Еще недавно казавшиеся жестокими слова не ранили, достигшая предела боли душа потеряла чувствительность ко всему, более мелкому, чем забравшее ее равнодушное небытие. Зачем она так? Ей не место в мертвяще холодной вечной нежизни, Силмэриэль не должна быть и не будет там… никогда.
— Она ничего не увидит. Моя… Силмэриэль не должна была умереть, — потрясенно прошептал Саруман, глядя расширившимися глазами на засыхающую кровь. — Ты не дала ей эликсир. Мы же… — Маг испугано оглянулся, опасение за свою жизнь утонуло во все усиливающемся страхе увидеть предсказанный много эпох назад конец мира. — У меня не было другого выхода, — торопливо продолжил он. Лучше сказать правду сейчас, пока призванная разрушить Арду темная сила отступила, побежденная шоком и отчаянием. — Твоя дочь не умерла бы, мой эликсир вызывает лишь похожее на смерть оцепенение. Но даже ты не сумел бы понять, что она на самом деле жива. — С невольно проскользнувшим самодовольством произнеся последние слова, Саруман вновь осекся, ожидая упреков и обвинений. — Но я сказал бы тебе об этом.
Только в самом крайнем случае, чтобы избежать гибели мира.
В отличие от сумасшедшей (хотя с эльфами такого происходить и не должно) Галадриэль, бывший Белый маг этого категорически не желал. Но очень надеялся, что почти настоящая смерть Силмэриэль поможет избавиться от ее отца не только столь дорогой ценой… что именно увидела в своем Зеркале проклятая эльфийка, он, к сожалению, точно не знал. И совершенно не представлял, чего теперь будет — такого страха и растерянности, смешанных с досадой от крушения планов и горечью потери… так давно уже привычного существа Саруман не чувствовал еще никогда. Если бы кольцо не сгинуло в разгоревшемся прямо на ладони неукротимом темном пламени, а досталось ему! Все было так… мучительно близко.
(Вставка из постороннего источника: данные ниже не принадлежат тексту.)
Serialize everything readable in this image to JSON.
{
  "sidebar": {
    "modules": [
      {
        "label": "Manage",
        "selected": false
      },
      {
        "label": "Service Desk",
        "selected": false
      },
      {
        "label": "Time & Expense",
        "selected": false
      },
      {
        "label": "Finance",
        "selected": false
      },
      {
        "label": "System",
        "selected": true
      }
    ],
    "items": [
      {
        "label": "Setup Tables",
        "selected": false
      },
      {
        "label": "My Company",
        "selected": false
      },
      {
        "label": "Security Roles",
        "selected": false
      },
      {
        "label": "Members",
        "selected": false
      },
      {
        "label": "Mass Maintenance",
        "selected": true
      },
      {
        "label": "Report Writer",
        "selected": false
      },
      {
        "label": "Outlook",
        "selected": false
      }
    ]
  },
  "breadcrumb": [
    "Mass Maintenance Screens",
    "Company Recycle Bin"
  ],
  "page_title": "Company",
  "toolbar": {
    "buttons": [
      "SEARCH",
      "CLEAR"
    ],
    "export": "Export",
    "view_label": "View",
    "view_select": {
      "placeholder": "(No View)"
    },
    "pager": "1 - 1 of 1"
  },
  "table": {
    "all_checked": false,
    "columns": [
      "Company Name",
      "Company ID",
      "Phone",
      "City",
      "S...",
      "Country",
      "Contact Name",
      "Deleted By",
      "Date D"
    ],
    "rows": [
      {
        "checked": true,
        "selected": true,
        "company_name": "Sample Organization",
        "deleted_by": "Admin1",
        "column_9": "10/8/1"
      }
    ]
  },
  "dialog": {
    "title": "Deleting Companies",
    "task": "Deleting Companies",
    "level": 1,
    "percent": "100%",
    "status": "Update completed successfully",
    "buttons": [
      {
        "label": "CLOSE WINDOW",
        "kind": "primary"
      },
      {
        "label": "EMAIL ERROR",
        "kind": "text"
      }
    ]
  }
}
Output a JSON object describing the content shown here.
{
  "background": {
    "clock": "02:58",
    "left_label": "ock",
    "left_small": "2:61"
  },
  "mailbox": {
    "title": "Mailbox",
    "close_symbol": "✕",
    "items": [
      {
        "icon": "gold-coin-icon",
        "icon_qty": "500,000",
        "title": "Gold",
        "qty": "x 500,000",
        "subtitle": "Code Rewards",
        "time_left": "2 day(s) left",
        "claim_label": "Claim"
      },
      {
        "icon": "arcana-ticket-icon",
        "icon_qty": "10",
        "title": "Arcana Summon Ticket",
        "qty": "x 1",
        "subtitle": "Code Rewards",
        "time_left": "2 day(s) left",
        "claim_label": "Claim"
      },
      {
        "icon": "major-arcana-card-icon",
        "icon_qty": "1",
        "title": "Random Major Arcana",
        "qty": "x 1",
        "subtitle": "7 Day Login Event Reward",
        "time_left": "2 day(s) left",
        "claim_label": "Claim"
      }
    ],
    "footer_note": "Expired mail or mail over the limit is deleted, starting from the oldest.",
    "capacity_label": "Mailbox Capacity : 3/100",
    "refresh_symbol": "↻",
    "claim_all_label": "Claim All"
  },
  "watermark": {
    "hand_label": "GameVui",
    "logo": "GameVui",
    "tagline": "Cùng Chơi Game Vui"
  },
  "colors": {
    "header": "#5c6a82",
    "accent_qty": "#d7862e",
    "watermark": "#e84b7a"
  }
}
Мелькор не отреагировал на опасное признание, словно не услышал — ни интереса, ни удивления, ни ожидаемой ярости не промелькнуло в не выражающих ничего доступного пониманию Сарумана глазах. Тёмный вала не отрываясь и не мигая смотрел на расплывшееся по камню кровавое пятно, странно отражающееся в чуть расширившихся зрачках. Выручавший во многих безнадежных ситуациях дар красноречия вдруг изменил, трусливо спрятавшись в самом дальнем и темном углу сознания. Или слов, способных что-то изменить, просто не существует? Сам Саруман нашел бы утешение в практически уже упавшем к ногам Средиземье, это стоит всего и всех, но…
— Не надо оставлять ее так… — пробормотал маг первым пришедшее на ум. Если похоронить… его так и не нашедшую свое место в мире приемную дочь в Изенгарде, тягостное и жестокое зрелище больше не будет навевать мыслей о разрушении. Особенно Изенгарда. Да он и сам уже не в силах на это смотреть.
— Нет, — казалось, не услышавший ни одного слова Мелькор обернулся, взглянув сквозь него, — она не будет…
— Как? — непозволительно дерзкая мысль, что разум покинул создателя Тьмы, оборвалась на полуслове. Саруман приглушенно вскрикнул и бросился к выходу, стараясь защититься поднятой рукой от падающих камней. Прорезанные сплошной сетью глубоких трещин стены вновь затряслись, осыпаясь мелкими обломками.